Translating Project Gutenberg records

By reeset / On / In Uncategorized

I wrote this up some time ago, but I still occasionally get questions about it (in fact, I got one today, hence this note).  The Project Gutenberg (PG) provides its metadata for download in RDF format on it’s website at: http://www.gutenberg.org/feeds/catalog.rdf.zip.  I wrote an XSLT transformation for this data (fairly basic) when I was visiting the Internet Archive last year, and posted it here: http://oregonstate.edu/~reeset/marcedit/html/downloads.html (or directly, at: Project Gutenberg RDF = MARC).  

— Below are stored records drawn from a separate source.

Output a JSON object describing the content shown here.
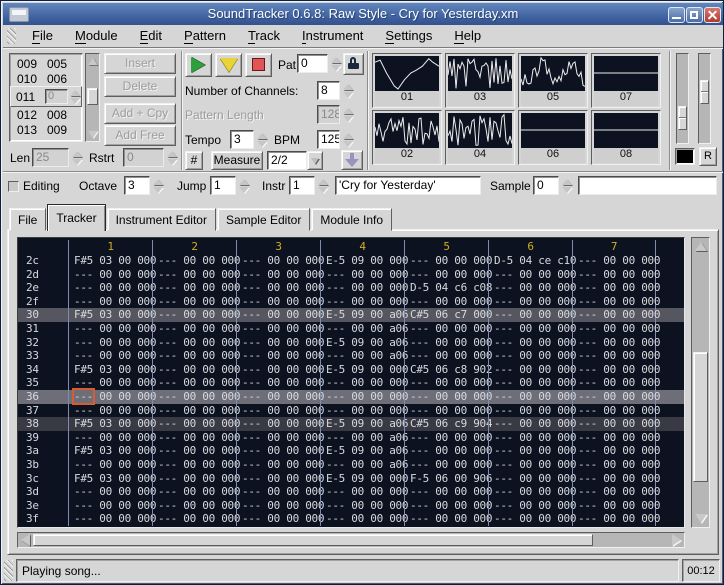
{
  "window": {
    "title": "SoundTracker 0.6.8: Raw Style - Cry for Yesterday.xm"
  },
  "menu": {
    "items": [
      {
        "label": "File",
        "accel": "F"
      },
      {
        "label": "Module",
        "accel": "M"
      },
      {
        "label": "Edit",
        "accel": "E"
      },
      {
        "label": "Pattern",
        "accel": "P"
      },
      {
        "label": "Track",
        "accel": "T"
      },
      {
        "label": "Instrument",
        "accel": "I"
      },
      {
        "label": "Settings",
        "accel": "S"
      },
      {
        "label": "Help",
        "accel": "H"
      }
    ]
  },
  "songlist": {
    "rows": [
      {
        "pos": "009",
        "pat": "005"
      },
      {
        "pos": "010",
        "pat": "006"
      },
      {
        "pos": "011",
        "value": "0",
        "current": true
      },
      {
        "pos": "012",
        "pat": "008"
      },
      {
        "pos": "013",
        "pat": "009"
      }
    ],
    "len_label": "Len",
    "len_value": "25",
    "rstrt_label": "Rstrt",
    "rstrt_value": "0"
  },
  "actions": {
    "insert": "Insert",
    "delete": "Delete",
    "add_copy": "Add + Cpy",
    "add_free": "Add Free"
  },
  "transport": {
    "pat_label": "Pat",
    "pat_value": "0",
    "channels_label": "Number of Channels:",
    "channels_value": "8",
    "pattern_length_label": "Pattern Length",
    "pattern_length_value": "128",
    "tempo_label": "Tempo",
    "tempo_value": "3",
    "bpm_label": "BPM",
    "bpm_value": "125",
    "hash_label": "#",
    "measure_label": "Measure",
    "measure_value": "2/2"
  },
  "scopes": [
    {
      "label": "01",
      "wave": "smooth"
    },
    {
      "label": "03",
      "wave": "noise"
    },
    {
      "label": "05",
      "wave": "wavy"
    },
    {
      "label": "07",
      "wave": "flat"
    },
    {
      "label": "02",
      "wave": "noise"
    },
    {
      "label": "04",
      "wave": "noise"
    },
    {
      "label": "06",
      "wave": "flat"
    },
    {
      "label": "08",
      "wave": "flat"
    }
  ],
  "right_controls": {
    "record_label": "R"
  },
  "edit_row": {
    "editing_label": "Editing",
    "octave_label": "Octave",
    "octave_value": "3",
    "jump_label": "Jump",
    "jump_value": "1",
    "instr_label": "Instr",
    "instr_value": "1",
    "song_title": "'Cry for Yesterday'",
    "sample_label": "Sample",
    "sample_value": "0",
    "sample_name": ""
  },
  "tabs": {
    "items": [
      "File",
      "Tracker",
      "Instrument Editor",
      "Sample Editor",
      "Module Info"
    ],
    "active": "Tracker"
  },
  "pattern": {
    "channel_headers": [
      "1",
      "2",
      "3",
      "4",
      "5",
      "6",
      "7"
    ],
    "cursor": {
      "row": "36",
      "channel": 0
    },
    "rows": [
      {
        "n": "2c",
        "hl": "",
        "c": [
          "F#5 03 00 000",
          "--- 00 00 000",
          "--- 00 00 000",
          "E-5 09 00 000",
          "--- 00 00 000",
          "D-5 04 ce c10",
          "--- 00 00 000"
        ]
      },
      {
        "n": "2d",
        "hl": "",
        "c": [
          "--- 00 00 000",
          "--- 00 00 000",
          "--- 00 00 000",
          "--- 00 00 000",
          "--- 00 00 000",
          "--- 00 00 000",
          "--- 00 00 000"
        ]
      },
      {
        "n": "2e",
        "hl": "",
        "c": [
          "--- 00 00 000",
          "--- 00 00 000",
          "--- 00 00 000",
          "--- 00 00 000",
          "D-5 04 c6 c08",
          "--- 00 00 000",
          "--- 00 00 000"
        ]
      },
      {
        "n": "2f",
        "hl": "",
        "c": [
          "--- 00 00 000",
          "--- 00 00 000",
          "--- 00 00 000",
          "--- 00 00 000",
          "--- 00 00 000",
          "--- 00 00 000",
          "--- 00 00 000"
        ]
      },
      {
        "n": "30",
        "hl": "major",
        "c": [
          "F#5 03 00 000",
          "--- 00 00 000",
          "--- 00 00 000",
          "E-5 09 00 a06",
          "C#5 06 c7 000",
          "--- 00 00 000",
          "--- 00 00 000"
        ]
      },
      {
        "n": "31",
        "hl": "",
        "c": [
          "--- 00 00 000",
          "--- 00 00 000",
          "--- 00 00 000",
          "--- 00 00 a06",
          "--- 00 00 000",
          "--- 00 00 000",
          "--- 00 00 000"
        ]
      },
      {
        "n": "32",
        "hl": "",
        "c": [
          "--- 00 00 000",
          "--- 00 00 000",
          "--- 00 00 000",
          "E-5 09 00 a06",
          "--- 00 00 000",
          "--- 00 00 000",
          "--- 00 00 000"
        ]
      },
      {
        "n": "33",
        "hl": "",
        "c": [
          "--- 00 00 000",
          "--- 00 00 000",
          "--- 00 00 000",
          "--- 00 00 a06",
          "--- 00 00 000",
          "--- 00 00 000",
          "--- 00 00 000"
        ]
      },
      {
        "n": "34",
        "hl": "",
        "c": [
          "F#5 03 00 000",
          "--- 00 00 000",
          "--- 00 00 000",
          "E-5 09 00 000",
          "C#5 06 c8 902",
          "--- 00 00 000",
          "--- 00 00 000"
        ]
      },
      {
        "n": "35",
        "hl": "",
        "c": [
          "--- 00 00 000",
          "--- 00 00 000",
          "--- 00 00 000",
          "--- 00 00 000",
          "--- 00 00 000",
          "--- 00 00 000",
          "--- 00 00 000"
        ]
      },
      {
        "n": "36",
        "hl": "cursor",
        "c": [
          "--- 00 00 000",
          "--- 00 00 000",
          "--- 00 00 000",
          "--- 00 00 000",
          "--- 00 00 000",
          "--- 00 00 000",
          "--- 00 00 000"
        ]
      },
      {
        "n": "37",
        "hl": "",
        "c": [
          "--- 00 00 000",
          "--- 00 00 000",
          "--- 00 00 000",
          "--- 00 00 000",
          "--- 00 00 000",
          "--- 00 00 000",
          "--- 00 00 000"
        ]
      },
      {
        "n": "38",
        "hl": "minor",
        "c": [
          "F#5 03 00 000",
          "--- 00 00 000",
          "--- 00 00 000",
          "E-5 09 00 a06",
          "C#5 06 c9 904",
          "--- 00 00 000",
          "--- 00 00 000"
        ]
      },
      {
        "n": "39",
        "hl": "",
        "c": [
          "--- 00 00 000",
          "--- 00 00 000",
          "--- 00 00 000",
          "--- 00 00 a06",
          "--- 00 00 000",
          "--- 00 00 000",
          "--- 00 00 000"
        ]
      },
      {
        "n": "3a",
        "hl": "",
        "c": [
          "F#5 03 00 000",
          "--- 00 00 000",
          "--- 00 00 000",
          "E-5 09 00 a06",
          "--- 00 00 000",
          "--- 00 00 000",
          "--- 00 00 000"
        ]
      },
      {
        "n": "3b",
        "hl": "",
        "c": [
          "--- 00 00 000",
          "--- 00 00 000",
          "--- 00 00 000",
          "--- 00 00 a06",
          "--- 00 00 000",
          "--- 00 00 000",
          "--- 00 00 000"
        ]
      },
      {
        "n": "3c",
        "hl": "",
        "c": [
          "F#5 03 00 000",
          "--- 00 00 000",
          "--- 00 00 000",
          "E-5 09 00 000",
          "F-5 06 00 906",
          "--- 00 00 000",
          "--- 00 00 000"
        ]
      },
      {
        "n": "3d",
        "hl": "",
        "c": [
          "--- 00 00 000",
          "--- 00 00 000",
          "--- 00 00 000",
          "--- 00 00 000",
          "--- 00 00 000",
          "--- 00 00 000",
          "--- 00 00 000"
        ]
      },
      {
        "n": "3e",
        "hl": "",
        "c": [
          "--- 00 00 000",
          "--- 00 00 000",
          "--- 00 00 000",
          "--- 00 00 000",
          "--- 00 00 000",
          "--- 00 00 000",
          "--- 00 00 000"
        ]
      },
      {
        "n": "3f",
        "hl": "",
        "c": [
          "--- 00 00 000",
          "--- 00 00 000",
          "--- 00 00 000",
          "--- 00 00 000",
          "--- 00 00 000",
          "--- 00 00 000",
          "--- 00 00 000"
        ]
      }
    ]
  },
  "statusbar": {
    "message": "Playing song...",
    "time": "00:12"
  },
  "colors": {
    "titlebar": "#3e5f9e",
    "panel": "#d6d6d6",
    "pattern_bg": "#0c1220",
    "pattern_text": "#d6dade",
    "channel_header": "#d4af1e",
    "separator": "#7e8bb0",
    "highlight_major": "#565660",
    "highlight_minor": "#3a3a44",
    "cursor_row": "#6e6e78",
    "cursor_box": "#d95b2e",
    "wave": "#ececec"
  }
}
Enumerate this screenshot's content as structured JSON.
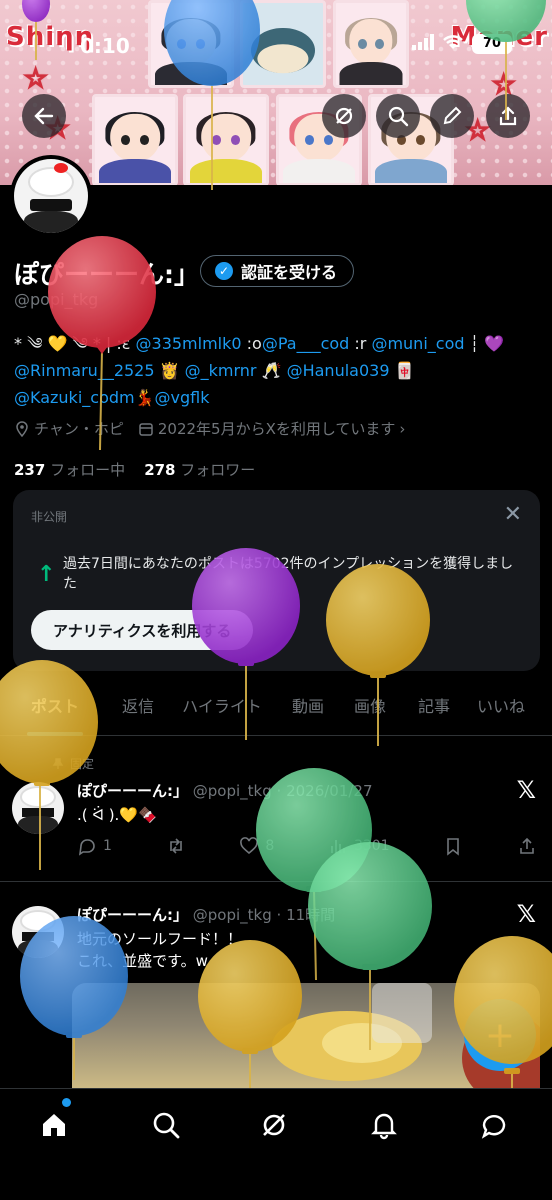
{
  "status_bar": {
    "time": "0:10",
    "battery": "70"
  },
  "banner": {
    "left_word": "Shiηη",
    "right_word": "Mener"
  },
  "profile": {
    "display_name": "ぽぴーーーん:」",
    "handle": "@popi_tkg",
    "verify_label": "認証を受ける",
    "bio_line1_prefix": "* ༄ 💛 ༄ * | :ε ",
    "bio_mention1": "@335mlmlk0",
    "bio_mid1": " :o",
    "bio_mention2": "@Pa___cod",
    "bio_mid2": " :r ",
    "bio_mention3": "@muni_cod",
    "bio_tail1": " ┆ 💜",
    "bio_mention4": "@Rinmaru__2525",
    "bio_mid4": " 👸 ",
    "bio_mention5": "@_kmrnr",
    "bio_mid5": " 🥂 ",
    "bio_mention6": "@Hanula039",
    "bio_mid6": " 🀄",
    "bio_mention7": "@Kazuki_codm",
    "bio_mid7": "💃",
    "bio_mention8": "@vgflk",
    "location": "チャン・ホピ",
    "joined": "2022年5月からXを利用しています",
    "following_count": "237",
    "following_label": "フォロー中",
    "followers_count": "278",
    "followers_label": "フォロワー"
  },
  "analytics_card": {
    "tag": "非公開",
    "text": "過去7日間にあなたのポストは5702件のインプレッションを獲得しました",
    "button": "アナリティクスを利用する"
  },
  "tabs": [
    "ポスト",
    "返信",
    "ハイライト",
    "動画",
    "画像",
    "記事",
    "いいね"
  ],
  "posts": [
    {
      "pinned_label": "固定",
      "name": "ぽぴーーーん:」",
      "handle_time": "@popi_tkg · 2026/01/27",
      "text": ".( ᐛ ).💛🍫",
      "replies": "1",
      "likes": "8",
      "views": "3301"
    },
    {
      "name": "ぽぴーーーん:」",
      "handle_time": "@popi_tkg · 11時間",
      "text_line1": "地元のソールフード！！",
      "text_line2": "これ、並盛です。w"
    }
  ],
  "colors": {
    "accent": "#1d9bf0",
    "green": "#00ba7c",
    "balloon_red": "#e23d4e",
    "balloon_purple": "#9b2fd1",
    "balloon_yellow": "#e3b52b",
    "balloon_green": "#5fcf8e",
    "balloon_blue": "#3d8fe0"
  },
  "icons": [
    "back-arrow-icon",
    "grok-icon",
    "search-icon",
    "edit-pencil-icon",
    "share-icon",
    "verified-icon",
    "location-icon",
    "calendar-icon",
    "close-icon",
    "trend-up-icon",
    "pin-icon",
    "x-logo-icon",
    "reply-icon",
    "repost-icon",
    "like-icon",
    "views-icon",
    "bookmark-icon",
    "home-icon",
    "bell-icon",
    "chat-icon",
    "plus-icon"
  ]
}
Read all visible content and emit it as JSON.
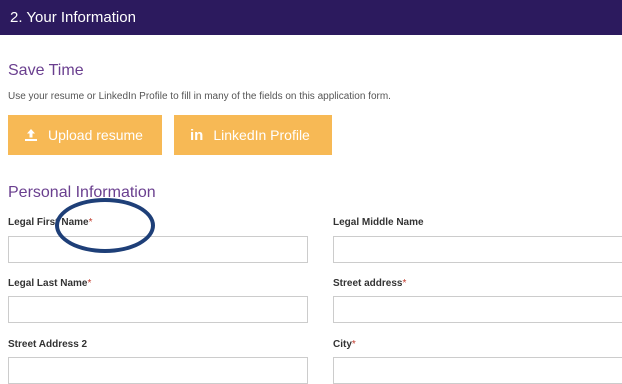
{
  "header": {
    "title": "2. Your Information"
  },
  "save_time": {
    "title": "Save Time",
    "helper": "Use your resume or LinkedIn Profile to fill in many of the fields on this application form.",
    "upload_label": "Upload resume",
    "linkedin_label": "LinkedIn Profile",
    "upload_icon": "upload-icon",
    "linkedin_icon": "linkedin-icon"
  },
  "personal": {
    "title": "Personal Information",
    "fields": {
      "first_name": {
        "label": "Legal First Name",
        "required": "*",
        "value": ""
      },
      "middle_name": {
        "label": "Legal Middle Name",
        "required": "",
        "value": ""
      },
      "last_name": {
        "label": "Legal Last Name",
        "required": "*",
        "value": ""
      },
      "street": {
        "label": "Street address",
        "required": "*",
        "value": ""
      },
      "street2": {
        "label": "Street Address 2",
        "required": "",
        "value": ""
      },
      "city": {
        "label": "City",
        "required": "*",
        "value": ""
      }
    }
  },
  "colors": {
    "header_bg": "#2c1a5e",
    "accent_purple": "#6a3f8f",
    "button_bg": "#f7b955",
    "required": "#c0392b",
    "annotation": "#1e3f78"
  }
}
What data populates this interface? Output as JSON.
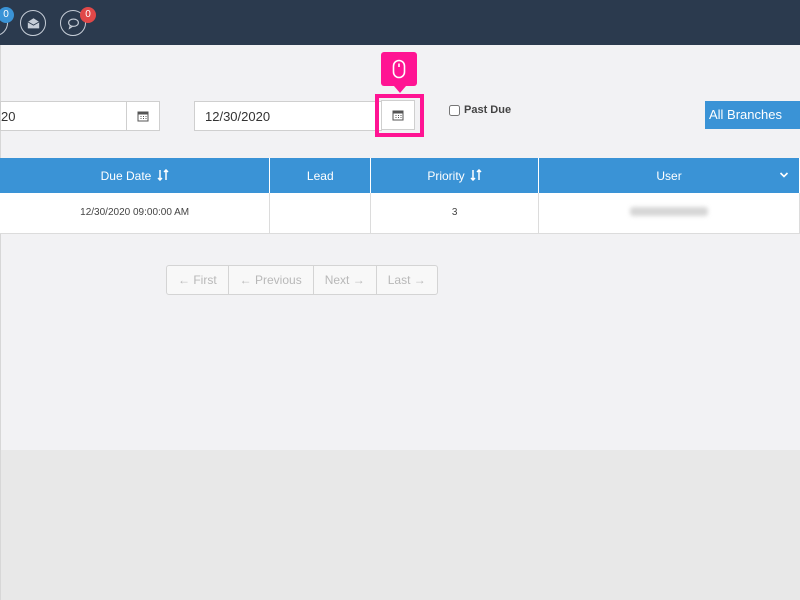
{
  "topbar": {
    "badges": [
      "0",
      "0"
    ]
  },
  "filters": {
    "start_date_partial": "20",
    "end_date": "12/30/2020",
    "past_due_label": "Past Due",
    "branches_label": "All Branches"
  },
  "table": {
    "headers": {
      "due_date": "Due Date",
      "lead": "Lead",
      "priority": "Priority",
      "user": "User"
    },
    "rows": [
      {
        "due_date": "12/30/2020 09:00:00 AM",
        "lead": "",
        "priority": "3",
        "user": ""
      }
    ]
  },
  "pagination": {
    "first": "← First",
    "previous": "← Previous",
    "next": "Next →",
    "last": "Last →"
  },
  "colors": {
    "topbar": "#2b3a4e",
    "accent": "#3a93d6",
    "highlight": "#ff1493",
    "badge_blue": "#3a93d6",
    "badge_red": "#e04848"
  },
  "icons": [
    "user-icon",
    "mail-open-icon",
    "chat-icon",
    "calendar-icon",
    "mouse-icon",
    "sort-icon",
    "chevron-down-icon"
  ]
}
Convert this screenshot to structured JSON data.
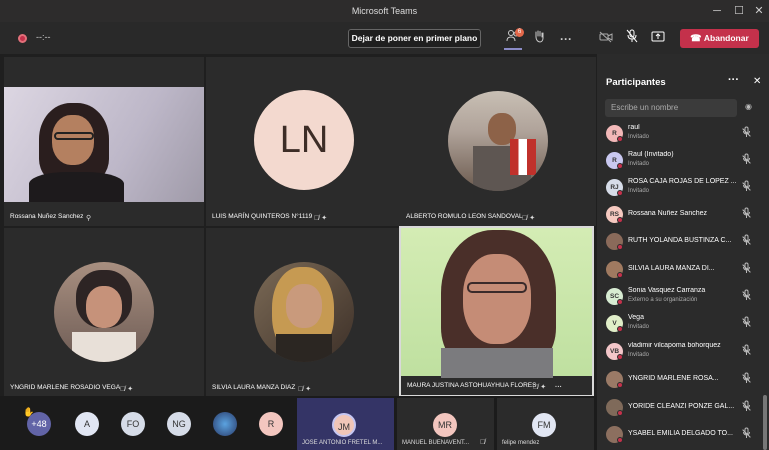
{
  "window": {
    "title": "Microsoft Teams",
    "minimize": "─",
    "maximize": "☐",
    "close": "✕"
  },
  "toolbar": {
    "timer": "--:--",
    "unpin_label": "Dejar de poner en primer plano",
    "people_badge": "6",
    "leave_label": "Abandonar",
    "icons": [
      "record-icon",
      "people-icon",
      "raise-hand-icon",
      "more-icon",
      "camera-off-icon",
      "mic-off-icon",
      "share-icon",
      "hang-up-icon"
    ]
  },
  "tiles": [
    {
      "name": "Rossana Nuñez Sanchez",
      "type": "video"
    },
    {
      "name": "LUIS MARÍN QUINTEROS N°1119",
      "initials": "LN",
      "type": "avatar"
    },
    {
      "name": "ALBERTO ROMULO LEON SANDOVAL",
      "type": "photo"
    },
    {
      "name": "YNGRID MARLENE ROSADIO VEGA",
      "type": "photo"
    },
    {
      "name": "SILVIA LAURA MANZA DIAZ",
      "type": "photo"
    },
    {
      "name": "MAURA JUSTINA ASTOHUAYHUA FLORES",
      "type": "video",
      "more": "···"
    }
  ],
  "strip": {
    "overflow": "+48",
    "avatars": [
      "A",
      "FO",
      "NG",
      "",
      "R"
    ],
    "named": [
      {
        "initials": "JM",
        "name": "JOSE ANTONIO FRETEL M..."
      },
      {
        "initials": "MR",
        "name": "MANUEL BUENAVENT..."
      },
      {
        "initials": "FM",
        "name": "felipe mendez"
      }
    ]
  },
  "panel": {
    "title": "Participantes",
    "more": "···",
    "close": "✕",
    "search_placeholder": "Escribe un nombre",
    "participants": [
      {
        "initials": "R",
        "name": "raul",
        "sub": "Invitado",
        "color": "#f2b8b8"
      },
      {
        "initials": "R",
        "name": "Raul (Invitado)",
        "sub": "Invitado",
        "color": "#c9c8f0"
      },
      {
        "initials": "RJ",
        "name": "ROSA CAJA ROJAS DE LOPEZ ...",
        "sub": "Invitado",
        "color": "#d6dce8"
      },
      {
        "initials": "RS",
        "name": "Rossana Nuñez Sanchez",
        "sub": "",
        "color": "#f5c9c0"
      },
      {
        "initials": "",
        "name": "RUTH YOLANDA BUSTINZA C...",
        "sub": "",
        "color": "#8a6a5a"
      },
      {
        "initials": "",
        "name": "SILVIA LAURA MANZA DI...",
        "sub": "",
        "color": "#a07a60"
      },
      {
        "initials": "SC",
        "name": "Sonia Vasquez Carranza",
        "sub": "Externo a su organización",
        "color": "#d7ecd2"
      },
      {
        "initials": "V",
        "name": "Vega",
        "sub": "Invitado",
        "color": "#e0eec8"
      },
      {
        "initials": "VB",
        "name": "vladimir vilcapoma bohorquez",
        "sub": "Invitado",
        "color": "#f3c6c9"
      },
      {
        "initials": "",
        "name": "YNGRID MARLENE ROSA...",
        "sub": "",
        "color": "#9a7a66"
      },
      {
        "initials": "",
        "name": "YORIDE CLEANZI PONZE GAL...",
        "sub": "",
        "color": "#7f6a5a"
      },
      {
        "initials": "",
        "name": "YSABEL EMILIA DELGADO TO...",
        "sub": "",
        "color": "#8c6f5f"
      }
    ]
  },
  "colors": {
    "accent": "#6264a7",
    "leave": "#c4314b",
    "bg": "#1f1f1f",
    "tile": "#2b2b2b"
  }
}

Running the RDF records through MarcEdit using this stylesheet produce the following MARC21 recordset: http://oregonstate.edu/~reeset/marcedit/anonymous/catalog.zip.  The process is really a straightforward one.  You download the above XSLT stylesheet, register it with MarcEdit and then you can be off on your merry way translating data to your heart’s content.  Of course, occasionally, folks ask about translating into other metadata formats, and that’s cool too.  If you can work with the API, you can do this in one step.  However, if you plan on using the MarcEdit UI, you need to do it in two. 

  1. Setup a PG => MARCXML translation (the xslt stylesheet above will do that)
  2. Create or use one of MarcEdit’s provided MARCXML => [format] stylesheets to complete the translation.

So, it’s really a two step process.  While many of the YouTube videos that I’ve uploaded in the past few days cover parts of this process, I decided to upload on final video on the topic that demonstrates this process (processing the PG data into both MARC and MODS3) as a reference case for future users looking to do something similar.  Hopefully this will help.  You can find the video here:

http://www.youtube.com/watch?v=1zHKIJ6D_dA

Cheers,

–TR